Friday, June 1, 2007

The Embarassement of Being Overfed

I've been thinking about food a great deal recently. Of course, thinking about food is not exactly a new pastime: I think I have thought about food a great deal all of my life. However, travel does make me think differently about food, as did the two books I read on the trip, Living Poor by Moritz Thomsen and Her Fork in the Road edited by Lisa Bach.
Thomsen spent four years in the Peace Corp on the coast of Ecuador in the late '60s. His chronicle is well written (Happy Cricket's long ago review points out some of the funnier passages), unintentionally depressing, and food obsessed. He reminds readers of the close relationship between food (particularly protein) and development, particularly intellectual. He finally realizes that his efforts to better the situation in the impoverished village he lives in fail not because of bureaucracy, laziness and cultural differences (which all play a part), but largely because for several months every year there is not enough food to support men working or children's brains developing.
Her Fork in the Road, is much, much different. The book is a collection of essays celebrating women eating and travelling; the kind of book my mother and I eat up. While in Ecuador looking at small people (knowing that most of adult size is nutritionally and not genetically determined) and being fed meat at every meal, I was not as impressed by the essays discussing eating as a passion of the senses as I usually am. I found myself drawn to the essays describing hunger (and Kelly Winters' descripion of hunger on the Appalachian Trail and Dawn Squires' essay about a food-less Solomon Islands feast are both spellbinding).
Overall, I concluded that being overfed is really an embarrassment. By eating too much (and having the resulting body), I am shamelessly flaunting my wealth, working against my environmental principles, and acting irresponsibly with regards to my own health. I should be ashamed.
This did not stop me from buying the local specialty, a layered homemade ice cream bar, as our bus ambled through Salcedo.
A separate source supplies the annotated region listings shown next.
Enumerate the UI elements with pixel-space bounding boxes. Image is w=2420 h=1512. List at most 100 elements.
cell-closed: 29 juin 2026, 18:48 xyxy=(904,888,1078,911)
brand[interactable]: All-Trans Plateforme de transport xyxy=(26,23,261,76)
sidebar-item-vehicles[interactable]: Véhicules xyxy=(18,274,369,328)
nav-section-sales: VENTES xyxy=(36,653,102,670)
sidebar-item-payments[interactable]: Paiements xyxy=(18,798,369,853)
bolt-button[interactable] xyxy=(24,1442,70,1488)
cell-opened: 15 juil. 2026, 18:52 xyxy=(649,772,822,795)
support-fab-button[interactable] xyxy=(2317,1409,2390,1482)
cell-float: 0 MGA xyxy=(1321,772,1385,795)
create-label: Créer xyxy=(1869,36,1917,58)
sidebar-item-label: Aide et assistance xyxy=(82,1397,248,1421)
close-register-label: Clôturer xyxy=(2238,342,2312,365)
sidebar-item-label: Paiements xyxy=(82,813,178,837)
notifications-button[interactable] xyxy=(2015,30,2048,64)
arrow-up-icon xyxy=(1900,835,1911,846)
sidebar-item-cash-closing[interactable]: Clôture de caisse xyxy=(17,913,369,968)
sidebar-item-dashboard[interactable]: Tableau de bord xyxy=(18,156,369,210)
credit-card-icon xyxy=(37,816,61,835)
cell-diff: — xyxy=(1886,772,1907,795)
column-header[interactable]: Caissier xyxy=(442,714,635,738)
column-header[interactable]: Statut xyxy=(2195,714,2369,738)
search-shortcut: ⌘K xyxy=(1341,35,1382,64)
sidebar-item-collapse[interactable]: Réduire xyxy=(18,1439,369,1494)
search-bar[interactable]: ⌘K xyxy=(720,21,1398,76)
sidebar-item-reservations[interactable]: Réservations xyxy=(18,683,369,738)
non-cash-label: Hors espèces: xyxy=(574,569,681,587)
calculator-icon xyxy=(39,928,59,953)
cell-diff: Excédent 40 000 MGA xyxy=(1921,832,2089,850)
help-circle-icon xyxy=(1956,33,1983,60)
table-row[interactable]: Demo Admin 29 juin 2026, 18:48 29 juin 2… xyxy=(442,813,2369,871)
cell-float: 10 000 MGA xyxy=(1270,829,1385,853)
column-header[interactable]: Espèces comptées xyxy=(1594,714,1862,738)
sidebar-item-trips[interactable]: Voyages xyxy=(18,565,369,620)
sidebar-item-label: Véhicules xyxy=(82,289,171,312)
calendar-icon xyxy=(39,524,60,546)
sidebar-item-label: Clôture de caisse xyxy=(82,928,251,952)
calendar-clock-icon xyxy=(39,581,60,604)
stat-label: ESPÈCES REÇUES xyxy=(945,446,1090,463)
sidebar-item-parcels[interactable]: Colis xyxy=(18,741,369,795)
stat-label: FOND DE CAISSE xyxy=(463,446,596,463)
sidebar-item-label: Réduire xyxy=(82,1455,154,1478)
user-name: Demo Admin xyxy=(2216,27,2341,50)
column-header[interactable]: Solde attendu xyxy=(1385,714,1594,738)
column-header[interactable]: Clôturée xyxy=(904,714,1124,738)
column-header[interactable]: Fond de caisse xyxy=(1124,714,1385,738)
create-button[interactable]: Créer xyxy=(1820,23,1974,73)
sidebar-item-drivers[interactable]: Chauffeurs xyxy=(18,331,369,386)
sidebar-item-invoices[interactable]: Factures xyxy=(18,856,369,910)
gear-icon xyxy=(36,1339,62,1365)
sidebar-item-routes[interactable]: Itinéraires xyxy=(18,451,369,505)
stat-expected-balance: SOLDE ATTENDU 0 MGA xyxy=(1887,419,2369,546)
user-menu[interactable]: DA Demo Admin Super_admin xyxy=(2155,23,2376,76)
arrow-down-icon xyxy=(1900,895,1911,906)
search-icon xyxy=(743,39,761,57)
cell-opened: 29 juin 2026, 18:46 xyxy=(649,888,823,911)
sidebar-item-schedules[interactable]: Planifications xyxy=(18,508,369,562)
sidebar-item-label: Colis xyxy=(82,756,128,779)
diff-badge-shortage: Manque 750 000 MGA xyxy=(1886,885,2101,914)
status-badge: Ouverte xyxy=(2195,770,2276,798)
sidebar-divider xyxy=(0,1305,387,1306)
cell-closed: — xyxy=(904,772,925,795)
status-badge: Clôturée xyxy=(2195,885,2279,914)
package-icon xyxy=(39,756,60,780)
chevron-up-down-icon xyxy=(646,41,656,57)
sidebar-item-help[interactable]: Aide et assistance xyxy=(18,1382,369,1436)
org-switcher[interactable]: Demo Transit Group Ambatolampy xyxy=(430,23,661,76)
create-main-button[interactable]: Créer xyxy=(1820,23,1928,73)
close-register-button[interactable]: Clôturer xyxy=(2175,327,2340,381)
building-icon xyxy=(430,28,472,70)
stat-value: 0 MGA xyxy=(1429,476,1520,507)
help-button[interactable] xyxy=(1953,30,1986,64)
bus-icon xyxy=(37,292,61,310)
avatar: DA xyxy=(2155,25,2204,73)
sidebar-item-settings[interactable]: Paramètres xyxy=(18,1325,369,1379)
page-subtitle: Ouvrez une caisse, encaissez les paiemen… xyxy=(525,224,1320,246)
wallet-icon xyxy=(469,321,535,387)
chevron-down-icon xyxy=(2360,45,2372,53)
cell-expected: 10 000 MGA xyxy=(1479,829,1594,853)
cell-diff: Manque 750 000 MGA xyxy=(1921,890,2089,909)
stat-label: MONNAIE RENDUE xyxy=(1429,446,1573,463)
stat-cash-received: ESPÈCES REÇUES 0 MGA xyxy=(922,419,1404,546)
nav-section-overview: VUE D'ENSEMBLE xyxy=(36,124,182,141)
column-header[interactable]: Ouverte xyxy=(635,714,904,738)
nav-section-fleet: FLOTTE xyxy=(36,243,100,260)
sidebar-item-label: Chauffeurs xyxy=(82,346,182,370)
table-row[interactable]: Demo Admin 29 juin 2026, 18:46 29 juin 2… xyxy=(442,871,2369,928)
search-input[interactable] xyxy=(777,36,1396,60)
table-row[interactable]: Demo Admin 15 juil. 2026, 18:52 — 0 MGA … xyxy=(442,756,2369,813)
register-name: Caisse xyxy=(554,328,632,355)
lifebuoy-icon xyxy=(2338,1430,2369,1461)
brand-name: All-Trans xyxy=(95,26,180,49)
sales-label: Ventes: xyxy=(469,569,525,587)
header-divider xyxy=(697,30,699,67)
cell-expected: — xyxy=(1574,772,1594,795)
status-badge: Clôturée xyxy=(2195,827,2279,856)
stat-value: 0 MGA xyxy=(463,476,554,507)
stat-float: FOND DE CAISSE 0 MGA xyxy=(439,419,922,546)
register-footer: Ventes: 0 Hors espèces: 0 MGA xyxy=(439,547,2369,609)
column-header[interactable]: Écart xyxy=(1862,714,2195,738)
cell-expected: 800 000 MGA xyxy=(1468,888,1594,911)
Both books, by the way, are highly recommended. I did have the impression reading Her Fork that I had heard a lot of this before. As a reader of MFK Fisher, Ruth Reichl, Elizabeth David, Frances Mayes and Isabel Allende, I had actually read much of it before. I also had the nagging impression that "I could write better." My mother, who believes in food writing and my ability to write more than I do, might have given me the book (twice!) to remind me exactly of that. If food (and plant) writing is my calling, why am I not doing it?